A11        Had to straighten a cantilever in the 50 mile tunnel and I had to clean insulators in the Wolverine tunnel.


Q12        Does this work require an Electrical Protection?

A12        Yes.

Q13        Did you obtain an Electrical Protection from Allan Hanson of anyone else?

A13        No

Q14        Why did you not take an Electrical Protection from Allan Hanson or anyone else?

A14        I did not take one because I figured I was working right in the 50-mile tunnel and Allan Hanson was there and he had Electrical Protection.


                In his evidence Mr. Janzen said that obtaining EP’s , EP extensions and working under an EP holder’s protection were routine circumstances for catenary maintenance men. He said that during the investigation, because of the passage of time, he had some initial difficulty sorting out in his mind the particular facts involved on the occasion in question. He said, in effect, that over the course of the questioning, he recalled the circumstances as they were reflected in his final answer. His explanation in the final series of questions has the same thrust as his answer to Mr. Hanson immediately after the incident when the grievor told Mr. Hanson, in effect, that he believed that he and his crew were under Mr. Hanson’s protection while working in Wolverine Tunnel. In short, his ultimate explanation in the investigation was in accord with his immediate explanation when the incident occurred.
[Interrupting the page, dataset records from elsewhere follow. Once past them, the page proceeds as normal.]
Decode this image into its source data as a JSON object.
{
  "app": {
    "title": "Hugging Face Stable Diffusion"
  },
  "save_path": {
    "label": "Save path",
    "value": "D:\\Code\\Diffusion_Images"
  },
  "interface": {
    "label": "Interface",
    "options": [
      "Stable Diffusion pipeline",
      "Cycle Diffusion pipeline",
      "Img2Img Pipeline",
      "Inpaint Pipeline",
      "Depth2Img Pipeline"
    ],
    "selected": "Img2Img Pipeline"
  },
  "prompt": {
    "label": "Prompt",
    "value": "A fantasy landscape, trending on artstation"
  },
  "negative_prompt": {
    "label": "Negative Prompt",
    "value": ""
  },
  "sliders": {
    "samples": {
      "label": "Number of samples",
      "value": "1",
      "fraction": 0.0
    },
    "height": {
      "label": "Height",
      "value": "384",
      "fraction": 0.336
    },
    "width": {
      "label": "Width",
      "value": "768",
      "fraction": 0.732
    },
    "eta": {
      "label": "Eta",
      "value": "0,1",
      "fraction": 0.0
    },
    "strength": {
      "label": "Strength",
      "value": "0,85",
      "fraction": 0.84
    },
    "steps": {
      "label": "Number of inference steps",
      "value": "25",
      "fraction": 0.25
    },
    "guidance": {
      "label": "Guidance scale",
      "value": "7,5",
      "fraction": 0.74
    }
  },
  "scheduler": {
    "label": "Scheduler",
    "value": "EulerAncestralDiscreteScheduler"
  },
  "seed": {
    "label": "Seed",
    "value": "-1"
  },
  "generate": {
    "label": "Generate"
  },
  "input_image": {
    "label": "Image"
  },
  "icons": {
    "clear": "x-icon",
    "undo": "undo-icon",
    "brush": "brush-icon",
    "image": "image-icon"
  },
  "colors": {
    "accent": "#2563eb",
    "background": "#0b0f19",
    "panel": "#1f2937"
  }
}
                I am not able to place the same significance on the events which was given to them by the employer. I note by way of aside that if the grievor set abut deceiving the employer, he was extremely clumsy in his attempt. Dealing first with his answers in the investigation, the grievor was quite obviously aware that his EP book would disclose whether he had obtained an EP or a formal extension on the occasion in question. In addition, it is clear that he would have known that the power bureau maintains an independent record of all AP’s and extensions. It would be pointless for the grievor to say he had obtained an EP or an extension if his intention was to disguise the true facts. Uncovering such a deception would be a simple matter of reviewing readily available documentation. The transcript and the circumstance of the investigation are consistent with the explanation given by the grievor that he had some initial difficulty recalling the precise sequence of events.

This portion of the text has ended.